SIOUX FALLS, S.D.--For hospital administrators in competitive markets, the intense pressure to get results can make it easy for them to forget how much they have in common with their foes.
That may be the case in Sioux Falls, S.D., and the South Dakota Association of Healthcare Organizations is bearing the brunt of the memory loss.
The public spat between Sioux Falls' two acute-care hospitals and the association stems from a new entrant there: the $50 million, for-profit Heart Hospital of South Dakota, set to open in March.
The Heart Hospital is part-owned by one of the established hospitals, not-for-profit Avera McKennan Hospital and University Health Center, the flagship of the Catholic-affiliated Avera Health system. The other major player in town, not-for-profit Sioux Valley Hospitals and Health System, objected to the Heart Hospital joining the association.
Kelby Krabbenhoft, president and chief executive officer of Sioux Valley, had said his system may need to leave the association--taking with it 30% of the association's revenue--if the Heart Hospital were allowed to join because the association would have a difficult time representing both for-profit and not-for-profit providers.
Though Krabbenhoft has backed off his threat, he still argues that adding a large for-profit provider to the association blunts its lobbying efforts for higher government reimbursements.
"We have to be able to show that this (money) goes back to the community, rather than in the back pockets of investors," Krabbenhoft said.
The association agreed to review its policies, especially in regard to financial and patient disclosures, in return for Sioux Valley agreeing to remain a member, said Dave Hewett, the association's president. No association policies or by-laws would keep the Heart Hospital from joining the association, Hewett added.
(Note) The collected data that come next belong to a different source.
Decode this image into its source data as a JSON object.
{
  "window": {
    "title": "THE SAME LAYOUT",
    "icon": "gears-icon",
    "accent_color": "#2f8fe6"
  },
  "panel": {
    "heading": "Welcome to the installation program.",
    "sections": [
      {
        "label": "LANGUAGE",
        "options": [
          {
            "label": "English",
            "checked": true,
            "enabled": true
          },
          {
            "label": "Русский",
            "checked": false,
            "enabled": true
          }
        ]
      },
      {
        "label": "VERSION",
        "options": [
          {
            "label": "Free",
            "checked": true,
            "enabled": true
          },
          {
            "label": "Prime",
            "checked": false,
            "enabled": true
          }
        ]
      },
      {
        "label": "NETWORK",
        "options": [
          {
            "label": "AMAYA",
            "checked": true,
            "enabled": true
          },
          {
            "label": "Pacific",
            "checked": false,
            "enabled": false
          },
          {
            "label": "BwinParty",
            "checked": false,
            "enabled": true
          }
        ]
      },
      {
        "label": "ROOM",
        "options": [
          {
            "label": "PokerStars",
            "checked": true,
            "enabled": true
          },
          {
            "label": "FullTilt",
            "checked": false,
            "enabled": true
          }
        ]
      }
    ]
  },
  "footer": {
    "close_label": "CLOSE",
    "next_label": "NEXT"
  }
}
The owners of the Heart Hospital, however, said Krabbenhoft's gripe has nothing to do with accountability or lobbying, and everything to do with competition with his system's flagship, 537-bed Sioux Valley Hospital-University of South Dakota Medical Center.
"This is a huge economic threat to Sioux Valley," said Fred Slunecka, regional president of Avera McKennan, one of the three owners of the Heart Hospital. "They were far more dependent on cardiovascular revenue than Avera McKennan."
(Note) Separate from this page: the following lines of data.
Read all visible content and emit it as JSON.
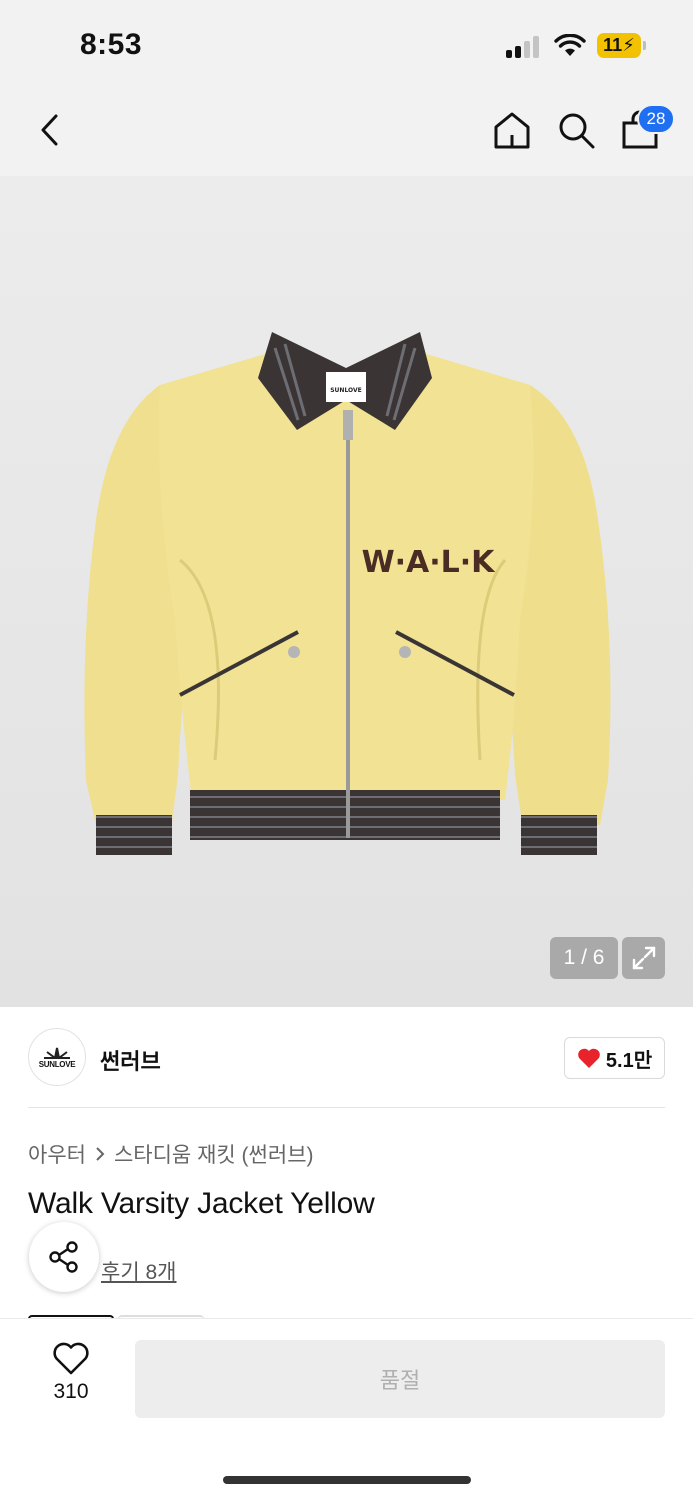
{
  "status_bar": {
    "time": "8:53",
    "battery_level": "11",
    "icons": [
      "signal-icon",
      "wifi-icon",
      "battery-icon"
    ]
  },
  "nav": {
    "cart_count": "28",
    "icons": [
      "back-icon",
      "home-icon",
      "search-icon",
      "cart-icon"
    ]
  },
  "gallery": {
    "page_indicator": "1 / 6",
    "logo_text": "SUNLOVE",
    "chest_text": "W·A·L·K",
    "icons": [
      "expand-icon"
    ]
  },
  "brand": {
    "logo_text": "SUNLOVE",
    "name": "썬러브",
    "likes": "5.1만",
    "icons": [
      "heart-icon"
    ]
  },
  "breadcrumb": {
    "category": "아우터",
    "subcategory": "스타디움 재킷 (썬러브)"
  },
  "product": {
    "title": "Walk Varsity Jacket Yellow",
    "reviews": "후기 8개",
    "icons": [
      "share-icon"
    ]
  },
  "bottom_bar": {
    "wish_count": "310",
    "cta_label": "품절",
    "icons": [
      "heart-outline-icon"
    ]
  },
  "colors": {
    "accent_blue": "#1f6ff2",
    "heart_red": "#e8232b",
    "jacket_yellow": "#f0df8e",
    "trim_brown": "#3b3434",
    "battery_yellow": "#f2c200"
  }
}
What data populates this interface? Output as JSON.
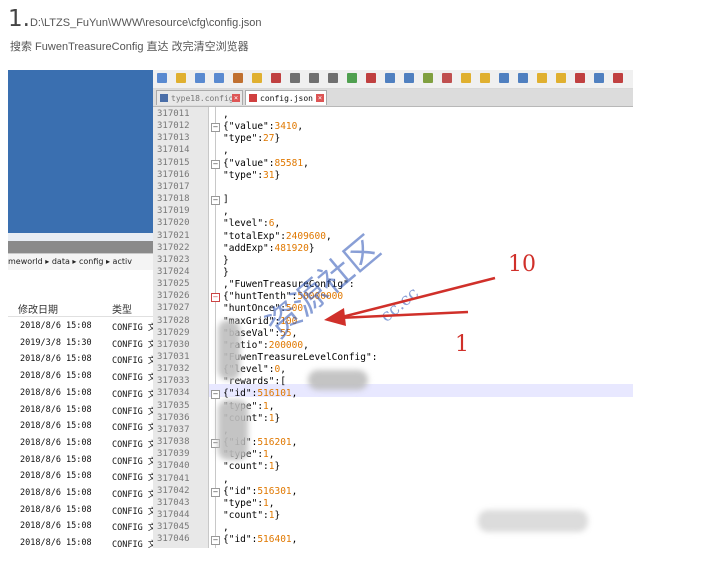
{
  "header": {
    "step_number": "1.",
    "path": "D:\\LTZS_FuYun\\WWW\\resource\\cfg\\config.json",
    "description": "搜索 FuwenTreasureConfig 直达 改完清空浏览器"
  },
  "explorer": {
    "address_bar": "meworld ▸ data ▸ config ▸ activ",
    "col_modified": "修改日期",
    "col_type": "类型",
    "rows": [
      {
        "date": "2018/8/6 15:08",
        "type": "CONFIG 文"
      },
      {
        "date": "2019/3/8 15:30",
        "type": "CONFIG 文"
      },
      {
        "date": "2018/8/6 15:08",
        "type": "CONFIG 文"
      },
      {
        "date": "2018/8/6 15:08",
        "type": "CONFIG 文"
      },
      {
        "date": "2018/8/6 15:08",
        "type": "CONFIG 文"
      },
      {
        "date": "2018/8/6 15:08",
        "type": "CONFIG 文"
      },
      {
        "date": "2018/8/6 15:08",
        "type": "CONFIG 文"
      },
      {
        "date": "2018/8/6 15:08",
        "type": "CONFIG 文"
      },
      {
        "date": "2018/8/6 15:08",
        "type": "CONFIG 文"
      },
      {
        "date": "2018/8/6 15:08",
        "type": "CONFIG 文"
      },
      {
        "date": "2018/8/6 15:08",
        "type": "CONFIG 文"
      },
      {
        "date": "2018/8/6 15:08",
        "type": "CONFIG 文"
      },
      {
        "date": "2018/8/6 15:08",
        "type": "CONFIG 文"
      },
      {
        "date": "2018/8/6 15:08",
        "type": "CONFIG 文"
      }
    ]
  },
  "editor": {
    "tabs": [
      {
        "label": "type18.config",
        "active": false
      },
      {
        "label": "config.json",
        "active": true
      }
    ],
    "line_numbers": [
      "317011",
      "317012",
      "317013",
      "317014",
      "317015",
      "317016",
      "317017",
      "317018",
      "317019",
      "317020",
      "317021",
      "317022",
      "317023",
      "317024",
      "317025",
      "317026",
      "317027",
      "317028",
      "317029",
      "317030",
      "317031",
      "317032",
      "317033",
      "317034",
      "317035",
      "317036",
      "317037",
      "317038",
      "317039",
      "317040",
      "317041",
      "317042",
      "317043",
      "317044",
      "317045",
      "317046"
    ],
    "code_lines": [
      ",",
      "{\"value\":3410,",
      "\"type\":27}",
      ",",
      "{\"value\":85581,",
      "\"type\":31}",
      "",
      "]",
      ",",
      "\"level\":6,",
      "\"totalExp\":2409600,",
      "\"addExp\":481920}",
      "}",
      "}",
      ",\"FuwenTreasureConfig\":",
      "{\"huntTenth\":50000000",
      "\"huntOnce\":500",
      "\"maxGrid\":100",
      "\"baseVal\":55,",
      "\"ratio\":200000,",
      "\"FuwenTreasureLevelConfig\":",
      "{\"level\":0,",
      "\"rewards\":[",
      "{\"id\":516101,",
      "\"type\":1,",
      "\"count\":1}",
      ",",
      "{\"id\":516201,",
      "\"type\":1,",
      "\"count\":1}",
      ",",
      "{\"id\":516301,",
      "\"type\":1,",
      "\"count\":1}",
      ",",
      "{\"id\":516401,"
    ]
  },
  "annotations": {
    "label_top": "10",
    "label_bottom": "1"
  },
  "watermark": {
    "main": "资源社区",
    "sub": "cc.cc"
  },
  "colors": {
    "annotation_red": "#d0302a",
    "number_orange": "#e07800",
    "explorer_blue": "#3a6fb0"
  }
}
The other two owners of the 50-bed Heart Hospital are for-profits: MedCath, a Charlotte, N.C.-based company that manages eight other hospitals specializing in open-heart surgery and cardiovascular care; and North Central Heart Institute, a physician group of five open-heart surgeons and 17 cardiologists.
David Crane, MedCath's president and CEO, said MedCath's eight other hospitals have weathered the same sort of "media smear campaigns" launched by competing hospitals. Attempting to block his hospital's membership in a state association is a new tactic, he added.
Despite the for-profit parentage, Slunecka says the Heart Hospital will be run in many respects like a Catholic not-for-profit, at Avera McKennan's insistence. The new hospital will honor the same charity-care policies as Avera McKennan, follow Catholic religious and ethical directives and donate a set percentage of revenue to local charities.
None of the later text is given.